** I’ve said many times that when a management with a reputation for brilliance tackles a business with a reputation for bad economics, it is the reputation of the business that remains intact.
** It’s far better to buy a wonderful company at a fair price than a fair company at a wonderful price.
** Buying the stock at [a very low] price was like picking up a discarded cigar butt that had one puff remaining in it. Though the stub might be ugly and soggy, the puff would be free. Once that momentary pleasure was enjoyed, however, no more could be expected.
** Good jockeys will do well on good horses, but not on broken-down nags.
** In contrast to this have-to-be-smart-every-day business, there is what I call the have-to-be-smart-once business. For example, if you were smart enough to buy a network TV station very early in the game, you could put in a shiftless and backward nephew to run things, and the business would still do well for decades.
** In business, I look for economic castles protected by unbreachable moats.
— Warren Buffett
This is lesson #2 in our “Startup Buffettology” series.
We established in Lesson #1 that Knowledge Is King. If this is so, then your market is the queen.
Buffett’s statements above clearly express the fact that every business, even the largest one in any given industry, is a relatively small entity swimming within a massive socioeconomic complex, and it is that complex that determines whether success is at all possible.
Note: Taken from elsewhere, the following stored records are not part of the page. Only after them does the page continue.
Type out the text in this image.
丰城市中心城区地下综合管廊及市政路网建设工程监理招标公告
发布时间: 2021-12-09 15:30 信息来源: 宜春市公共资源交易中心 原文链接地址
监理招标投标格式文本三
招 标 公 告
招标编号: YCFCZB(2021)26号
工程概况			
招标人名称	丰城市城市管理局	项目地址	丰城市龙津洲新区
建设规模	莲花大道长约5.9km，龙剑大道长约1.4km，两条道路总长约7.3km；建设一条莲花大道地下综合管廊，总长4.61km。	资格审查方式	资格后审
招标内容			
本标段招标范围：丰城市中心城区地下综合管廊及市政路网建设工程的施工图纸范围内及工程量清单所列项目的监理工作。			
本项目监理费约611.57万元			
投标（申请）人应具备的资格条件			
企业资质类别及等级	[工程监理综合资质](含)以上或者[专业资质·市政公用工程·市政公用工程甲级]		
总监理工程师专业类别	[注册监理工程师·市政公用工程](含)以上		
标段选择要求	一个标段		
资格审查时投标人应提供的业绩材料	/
The billion-dollar business is determined by the market structure, not by your idea or your abilities. This harks back to the fundamental idea of the entrepreneur as one who bears the risk in exploiting change.
Nobody quite “creates” a billion-dollar market; we merely exploit sociocultural and economic changes or realities that have created billion-dollar opportunities. No matter how “good” the idea is, it must “fit” the market.
One would assume that this is already obvious in simple terms to most entrepreneurs: nobody buys your idea, product, or service — people basically only buy vitamins (nice to have, fun, makes them feel better, etc.) and painkillers (solution to an immediate problem). Whatever you’re offering must fit into this existing psychosocial reality, or it doesn’t get adopted.
This does not mean that every billion-dollar business consciously “saw” the billion-dollar opportunity from Day 1 — that is actually very rare. It also does not mean that the billion-dollar market was well-defined before your idea came along. But every billion-dollar business was at some point a small fish swimming consciously (i.e. by design) or unconsciously (i.e. luckily) in a billion-dollar river (whether that river had been mapped or not) that was able to continuously provide the nourishment required to create monsters.
To continue with the riverine analogies consider swimmers and the ocean — no matter how strong a swimmer you are, you aren’t going anywhere if you’re swimming against the tide. On the other hand, as long as you can stay afloat, going with the tide can carry you extremely far, much farther than an Olympic swimmer swimming in the wrong direction.
Your entrepreneurial knowledge and skills will benefit you nothing if you’re in the wrong market, and the power of the market is greater than your power, awesome as that may be.
The market, the idea/product/service, and your skillset have to align. Thus there is such a thing as “founder-market fit” as proposed by David Lee, and in Buffettology we should probably write this as “MARKET-founder fit” to keep our priorities straight.
From Rule #1 we can infer that the entrepreneur must devote a huge amount of time and energy to studying the right market. Obviously, picking the “right” market is a non-trivial challenge. A very under-appreciated resource in this regard is Peter Drucker’s “Seven Sources” model described in Innovation and Entrepreneurship.
If you’ve already found or stumbled into the billion-dollar market, then thank The Lord and apply all the other Rules.